Oehms Classics is releasing a new CD on which Dmitrij Kitajenko conducts Rachmaninov’s symphonic poem The Bells and Taneyev’s cantata John of Damascus.
Inspired by the American poet Edgar Allan Poe (1809–1849), the symphonic poem The Bells was written in 1913. Its four parts describe different features of bell ringing: children’s sleigh bells in the first section, the wedding bells of a young couple in the second, alarm bells for a misfortune in the third, and mourning bells in the fourth. Rachmaninov uses the text version by Konstantin Balmont (1867–1943), who freely rewrote Edgar Allan Poe’s original.
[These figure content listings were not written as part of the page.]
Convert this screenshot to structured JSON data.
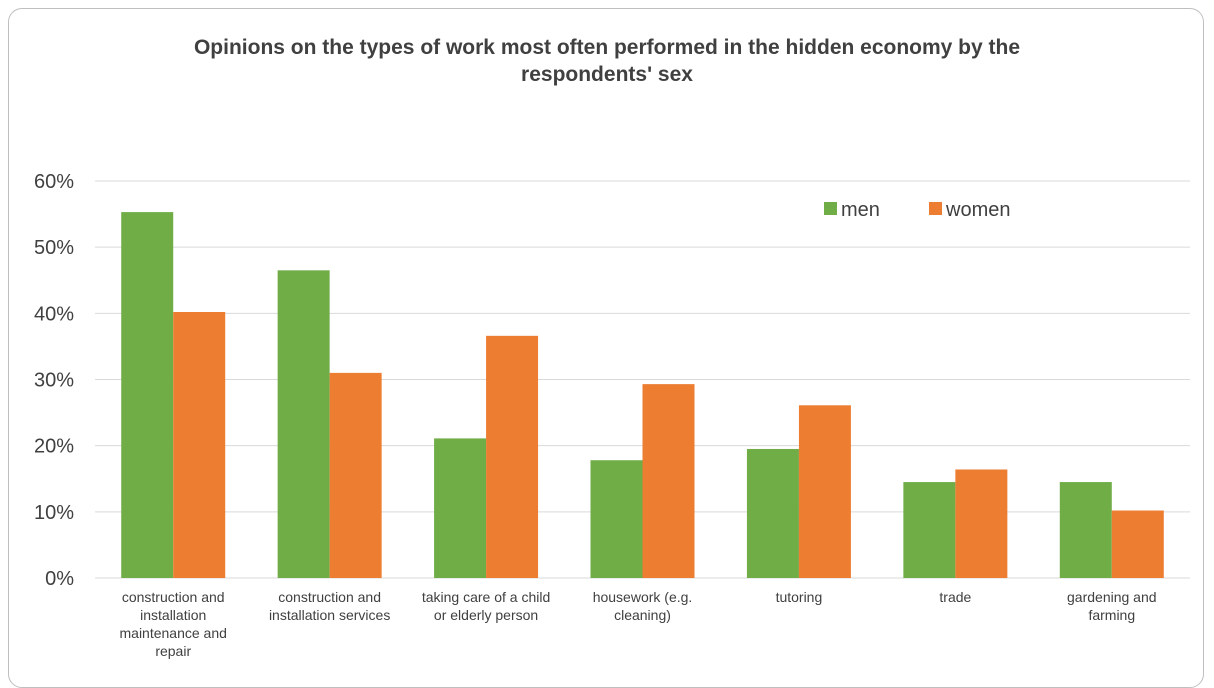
{
  "chart_data": {
    "type": "bar",
    "title": "Opinions on the types of work most often performed in the hidden economy by the respondents' sex",
    "categories": [
      "construction and installation maintenance and repair",
      "construction and installation services",
      "taking care of a child or elderly person",
      "housework (e.g. cleaning)",
      "tutoring",
      "trade",
      "gardening and farming"
    ],
    "category_lines": [
      [
        "construction and",
        "installation",
        "maintenance and",
        "repair"
      ],
      [
        "construction and",
        "installation services"
      ],
      [
        "taking care of a child",
        "or elderly person"
      ],
      [
        "housework (e.g.",
        "cleaning)"
      ],
      [
        "tutoring"
      ],
      [
        "trade"
      ],
      [
        "gardening and",
        "farming"
      ]
    ],
    "series": [
      {
        "name": "men",
        "color": "#70ad47",
        "values": [
          55.3,
          46.5,
          21.1,
          17.8,
          19.5,
          14.5,
          14.5
        ]
      },
      {
        "name": "women",
        "color": "#ed7d31",
        "values": [
          40.2,
          31.0,
          36.6,
          29.3,
          26.1,
          16.4,
          10.2
        ]
      }
    ],
    "ylim": [
      0,
      60
    ],
    "yticks": [
      0,
      10,
      20,
      30,
      40,
      50,
      60
    ],
    "ytick_labels": [
      "0%",
      "10%",
      "20%",
      "30%",
      "40%",
      "50%",
      "60%"
    ],
    "xlabel": "",
    "ylabel": "",
    "grid": true,
    "legend_position": "top-right"
  }
}
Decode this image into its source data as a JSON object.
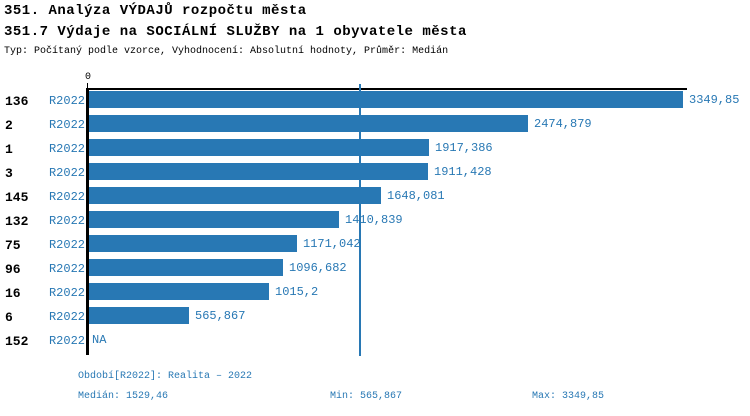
{
  "header": {
    "title1": "351. Analýza VÝDAJŮ rozpočtu města",
    "title2": "351.7 Výdaje na SOCIÁLNÍ SLUŽBY na 1 obyvatele města",
    "subtitle": "Typ: Počítaný podle vzorce, Vyhodnocení: Absolutní hodnoty, Průměr: Medián"
  },
  "chart_data": {
    "type": "bar",
    "orientation": "horizontal",
    "series_label": "R2022",
    "categories": [
      "136",
      "2",
      "1",
      "3",
      "145",
      "132",
      "75",
      "96",
      "16",
      "6",
      "152"
    ],
    "values": [
      3349.85,
      2474.879,
      1917.386,
      1911.428,
      1648.081,
      1410.839,
      1171.042,
      1096.682,
      1015.2,
      565.867,
      null
    ],
    "value_labels": [
      "3349,85",
      "2474,879",
      "1917,386",
      "1911,428",
      "1648,081",
      "1410,839",
      "1171,042",
      "1096,682",
      "1015,2",
      "565,867",
      "NA"
    ],
    "axis": {
      "zero_label": "0",
      "min": 0,
      "max": 3349.85
    },
    "median_value": 1529.46,
    "grid": false,
    "legend": "none",
    "bar_color": "#2878b4",
    "median_line_color": "#2878b4"
  },
  "footer": {
    "period": "Období[R2022]: Realita – 2022",
    "median": "Medián: 1529,46",
    "min": "Min: 565,867",
    "max": "Max: 3349,85"
  }
}
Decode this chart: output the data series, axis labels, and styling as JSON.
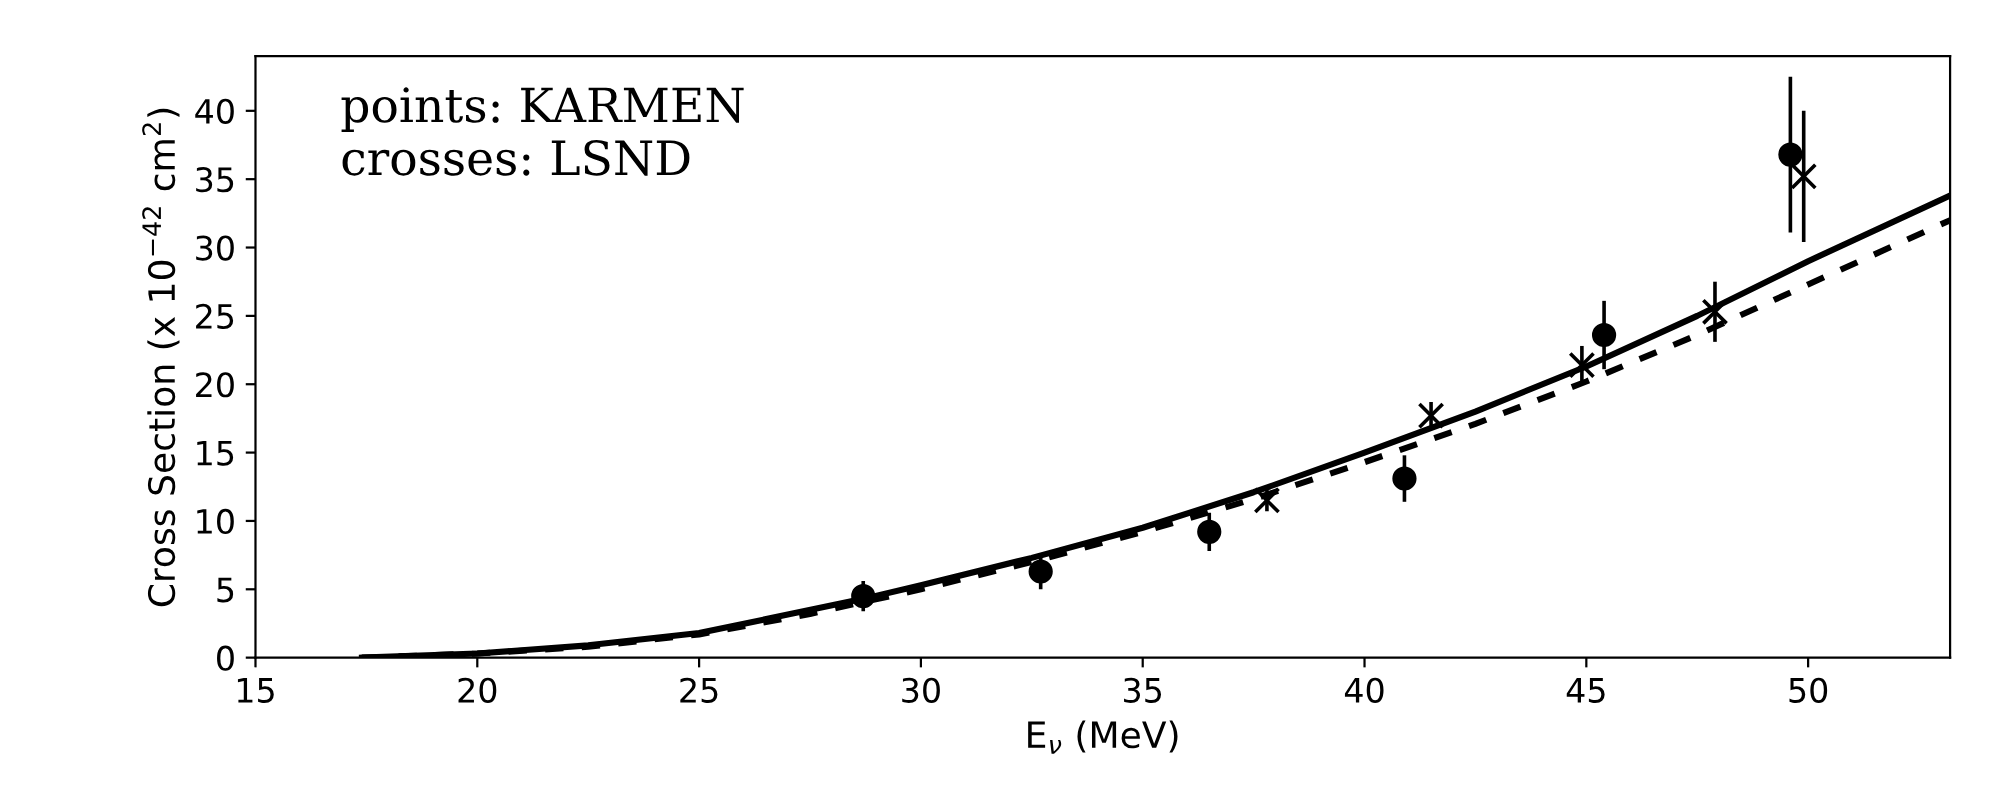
{
  "chart_data": {
    "type": "scatter",
    "xlabel": "E$_{ν}$ (MeV)",
    "ylabel": "Cross Section (x 10$^{−42}$ cm$^{2}$)",
    "xlim": [
      15,
      53.2
    ],
    "ylim": [
      0,
      44
    ],
    "xticks": [
      15,
      20,
      25,
      30,
      35,
      40,
      45,
      50
    ],
    "yticks": [
      0,
      5,
      10,
      15,
      20,
      25,
      30,
      35,
      40
    ],
    "grid": false,
    "legend": false,
    "annotations": [
      "points: KARMEN\ncrosses: LSND"
    ],
    "series": [
      {
        "type": "line",
        "line_style": "solid",
        "marker": "none",
        "color": "#000000",
        "x": [
          17.4,
          20,
          22.5,
          25,
          28.7,
          30,
          32.5,
          35,
          37.5,
          40,
          42.5,
          45,
          47.5,
          50,
          53.2
        ],
        "values": [
          0,
          0.3,
          0.9,
          1.8,
          4.3,
          5.3,
          7.3,
          9.5,
          12.1,
          15,
          18,
          21.3,
          25,
          29,
          33.8
        ]
      },
      {
        "type": "line",
        "line_style": "dashed",
        "marker": "none",
        "color": "#000000",
        "x": [
          17.4,
          20,
          22.5,
          25,
          27.5,
          30,
          32.5,
          35,
          37.5,
          40,
          42.5,
          45,
          47.5,
          50,
          53.2
        ],
        "values": [
          0,
          0.3,
          0.8,
          1.7,
          3.2,
          5.0,
          7.0,
          9.2,
          11.6,
          14.3,
          17.1,
          20.2,
          23.6,
          27.3,
          32
        ]
      },
      {
        "marker": "circle",
        "color": "#000000",
        "x": [
          28.7,
          32.7,
          36.5,
          40.9,
          45.4,
          49.6
        ],
        "values": [
          4.5,
          6.3,
          9.2,
          13.1,
          23.6,
          36.8
        ],
        "errors": [
          1.1,
          1.3,
          1.4,
          1.7,
          2.5,
          5.7
        ]
      },
      {
        "marker": "cross",
        "color": "#000000",
        "x": [
          37.8,
          41.5,
          44.9,
          47.9,
          49.9
        ],
        "values": [
          11.5,
          17.7,
          21.4,
          25.3,
          35.2
        ],
        "errors": [
          0.8,
          1.0,
          1.4,
          2.2,
          4.8
        ]
      }
    ]
  }
}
Sergei Taneyev, Tchaikovsky’s only student of composition, strikes a different tone in his cantata about church father John of Damascus: Written between 1883 and 1884, it refers to a longer poem by Aleksej K. Tolstoy. It deals with the flight from the world by John of Damascus (around 650-before 754) from worldly hustle and bustle to spiritual retreat. Taneyev chooses only 16 lines from this long poem, which could serve as a model for a spiritual cantata, without reference to the background of his life. It is only about the life path of man in darkness and fear and the redemption at the Last Judgement. The contrapuntal nature of this work, trained in baroque music, occupies a special position in the Russian late romantic period. Taneyev also turns his attention to the self-doubts that can beset a believer; with his opus 1 he created a fascinating work somewhere between orthodox rigour and polyphonic optimism.